RESEARCH AND COLLABORATION
Collaboration is a bedrock principle at T. Rowe Price. The firm's 125 analysts work together around the globe to assess securities, identify risks, and spot opportunities. "Research is the lifeblood of the investment industry—and we think it's our advantage in the business," says Alderson. "We have always had a very high-quality investment research department in the U.S., and we have replicated that internationally. Our global footprint is unique—only a very small number of companies can rival the strength of our research network."

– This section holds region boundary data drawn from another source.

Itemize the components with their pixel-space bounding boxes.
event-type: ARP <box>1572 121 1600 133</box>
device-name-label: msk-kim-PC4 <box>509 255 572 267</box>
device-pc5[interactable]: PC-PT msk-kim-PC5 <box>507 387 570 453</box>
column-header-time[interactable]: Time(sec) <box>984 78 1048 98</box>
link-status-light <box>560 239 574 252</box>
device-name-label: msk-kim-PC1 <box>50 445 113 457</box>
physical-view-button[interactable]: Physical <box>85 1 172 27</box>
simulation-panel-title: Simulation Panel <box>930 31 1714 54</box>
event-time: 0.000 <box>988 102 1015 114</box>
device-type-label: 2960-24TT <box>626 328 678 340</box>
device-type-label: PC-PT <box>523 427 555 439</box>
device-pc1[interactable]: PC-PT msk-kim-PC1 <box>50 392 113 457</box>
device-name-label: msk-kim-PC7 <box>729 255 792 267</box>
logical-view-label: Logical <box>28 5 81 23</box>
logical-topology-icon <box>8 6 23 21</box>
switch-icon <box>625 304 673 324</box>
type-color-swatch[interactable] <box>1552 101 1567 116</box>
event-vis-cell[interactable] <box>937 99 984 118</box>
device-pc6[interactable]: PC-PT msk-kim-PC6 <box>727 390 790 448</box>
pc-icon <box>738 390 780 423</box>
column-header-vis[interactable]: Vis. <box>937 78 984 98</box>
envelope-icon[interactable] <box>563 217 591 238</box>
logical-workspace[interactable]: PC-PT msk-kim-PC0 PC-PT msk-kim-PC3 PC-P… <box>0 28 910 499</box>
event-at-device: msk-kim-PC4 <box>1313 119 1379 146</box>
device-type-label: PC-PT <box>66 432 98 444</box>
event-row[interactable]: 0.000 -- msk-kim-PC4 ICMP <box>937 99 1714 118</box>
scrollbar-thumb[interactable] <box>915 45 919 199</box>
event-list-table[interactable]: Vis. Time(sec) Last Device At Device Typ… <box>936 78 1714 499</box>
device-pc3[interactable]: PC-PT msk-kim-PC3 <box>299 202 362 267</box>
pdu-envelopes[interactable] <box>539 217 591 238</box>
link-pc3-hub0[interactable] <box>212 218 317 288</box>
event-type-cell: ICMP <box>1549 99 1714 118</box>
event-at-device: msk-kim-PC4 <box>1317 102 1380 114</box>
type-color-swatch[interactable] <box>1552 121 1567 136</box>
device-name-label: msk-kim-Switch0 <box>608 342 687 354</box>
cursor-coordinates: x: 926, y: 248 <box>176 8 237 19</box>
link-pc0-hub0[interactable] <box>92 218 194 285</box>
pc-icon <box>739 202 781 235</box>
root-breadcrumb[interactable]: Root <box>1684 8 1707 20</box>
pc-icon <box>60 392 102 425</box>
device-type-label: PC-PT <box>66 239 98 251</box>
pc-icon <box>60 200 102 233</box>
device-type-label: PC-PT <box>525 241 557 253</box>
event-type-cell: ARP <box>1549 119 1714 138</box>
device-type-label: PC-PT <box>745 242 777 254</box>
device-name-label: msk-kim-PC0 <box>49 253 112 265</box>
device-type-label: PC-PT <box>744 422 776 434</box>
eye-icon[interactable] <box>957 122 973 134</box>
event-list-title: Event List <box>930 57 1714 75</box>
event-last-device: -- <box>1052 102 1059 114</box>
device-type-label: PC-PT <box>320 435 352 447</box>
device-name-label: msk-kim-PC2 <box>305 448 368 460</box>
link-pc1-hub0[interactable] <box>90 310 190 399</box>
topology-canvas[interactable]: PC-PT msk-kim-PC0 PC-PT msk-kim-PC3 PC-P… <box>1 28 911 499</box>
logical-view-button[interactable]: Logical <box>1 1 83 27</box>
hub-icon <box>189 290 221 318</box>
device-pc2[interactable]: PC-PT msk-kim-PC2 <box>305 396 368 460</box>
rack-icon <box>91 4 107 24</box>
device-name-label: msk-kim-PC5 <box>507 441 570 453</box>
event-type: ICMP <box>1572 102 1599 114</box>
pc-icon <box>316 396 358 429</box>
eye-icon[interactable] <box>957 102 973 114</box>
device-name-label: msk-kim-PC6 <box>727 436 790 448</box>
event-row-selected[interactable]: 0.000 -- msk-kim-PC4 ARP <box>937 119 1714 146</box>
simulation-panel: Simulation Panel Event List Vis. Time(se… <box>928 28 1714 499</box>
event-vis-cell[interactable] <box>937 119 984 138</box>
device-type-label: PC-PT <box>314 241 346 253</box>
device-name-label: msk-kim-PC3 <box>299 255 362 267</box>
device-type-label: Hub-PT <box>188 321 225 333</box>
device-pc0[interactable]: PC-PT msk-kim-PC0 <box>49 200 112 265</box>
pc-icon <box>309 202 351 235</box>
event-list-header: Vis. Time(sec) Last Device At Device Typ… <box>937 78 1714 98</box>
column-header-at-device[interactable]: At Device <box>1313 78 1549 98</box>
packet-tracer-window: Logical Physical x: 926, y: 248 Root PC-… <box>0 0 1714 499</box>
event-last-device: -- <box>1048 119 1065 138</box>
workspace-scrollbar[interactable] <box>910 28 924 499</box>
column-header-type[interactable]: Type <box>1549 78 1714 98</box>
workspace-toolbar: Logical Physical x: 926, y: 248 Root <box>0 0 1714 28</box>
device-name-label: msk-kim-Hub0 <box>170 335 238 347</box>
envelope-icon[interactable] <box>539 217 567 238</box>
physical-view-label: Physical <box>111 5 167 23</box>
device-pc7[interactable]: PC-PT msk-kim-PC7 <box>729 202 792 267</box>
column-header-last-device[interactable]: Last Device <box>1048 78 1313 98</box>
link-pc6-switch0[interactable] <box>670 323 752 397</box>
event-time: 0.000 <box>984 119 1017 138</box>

The firm recently expanded its global reach by adding analysts in Australia. "We've significantly built out our international research operations," Alderson says. "This has been a very deliberate, concerted, and strategic move. We now have more analysts outside the U.S. than inside the U.S." These resources have proved essential as the firm and its clients navigate the European debt crisis. Equity and debt analysts work together to understand the full impact of the crisis on regional and global financial systems, as well as on individual securities. Sovereign debt analysts, for example, assess the risk of default on bonds issued by southern European countries, the focus of the crisis. And financial analysts continually monitor the health of Europe's leading financial institutions, visiting them in person to determine whether they hold adequate amounts of capital and to gauge their exposure to nonperforming loans. Notes Mike Gitlin, the firm's director of fixed income, "The best way to mitigate risk in fixed income investments is through strong quantitative and credit research."
Looking beyond the big picture
T. Rowe Price's research capabilities and long-term perspective have helped its funds weather—and even capitalize on—volatile markets. "During this financial crisis, some great companies have traded more on fear than on their company-specific underlying fundamentals," says Gitlin. "Working together, our analysts can assess the magnitude of the sovereign challenges and use that macroeconomic perspective to give them a better sense of the risk/reward ratio for individual companies."
That approach has helped the team identify some compelling investment opportunities. Alderson observes that several portfolio managers invested in select European financial stocks that were trading at deep discounts. "We place a very high emphasis on collaboration and teamwork. All of our analysts interact with their global counterparts to share best practices and try to get an edge on what's happening in their industries around the world," Alderson says. "Their work helps our portfolio managers make smart decisions, even in turbulent markets."